There is a popular saying in the trading market: Carrying orders is fun for a while, but stopping losses is fun for a lifetime. It's great to turn a loss into a profit, but when an extreme market situation occurs, all your funds are wiped out, all the previous glory is dimmed, and the end can only be described as tragic.
The opposite of carrying orders is stop loss. Stop loss means accepting and executing the punishment for your own trading mistakes. It is normal for contract transactions to go in the wrong direction. You must be decisive in admitting your mistakes and never add mistakes to mistakes. You value your own money, so why do you need others to point fingers and look at you strangely? Furthermore, if you adhere to the concept of losing a small amount of money and making a lot of money, that is, if you go in the wrong direction, stop the loss decisively and do not magnify the loss; if you go in the right direction, take it and let the profits run and expand infinitely. At least, you will survive in this thorny market. longer.
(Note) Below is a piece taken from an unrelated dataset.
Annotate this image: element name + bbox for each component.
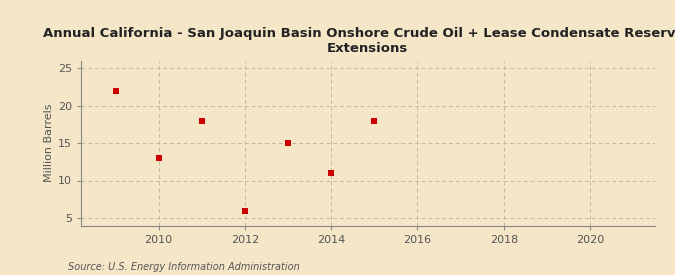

Of course, wealth still depends on luck, and everyone knows the truth. If you are just complaining, you hope to unite your knowledge and action, and abandon the idea of taking orders. mutual encouragement!
I am your Uncle Nakamoto Pear, slightly sweet. I hope this article can inspire your trading.
This article includes "Pear Thoughts". "Pear Thoughts" is a collection of written records of Uncle Nakamoto's thoughts on the currency exchange. The contents are all fabricated pictures. Any similarity is purely coincidental; the contents of "Pear Thoughts" are all It does not constitute investment advice; it is updated from time to time for mutual progress.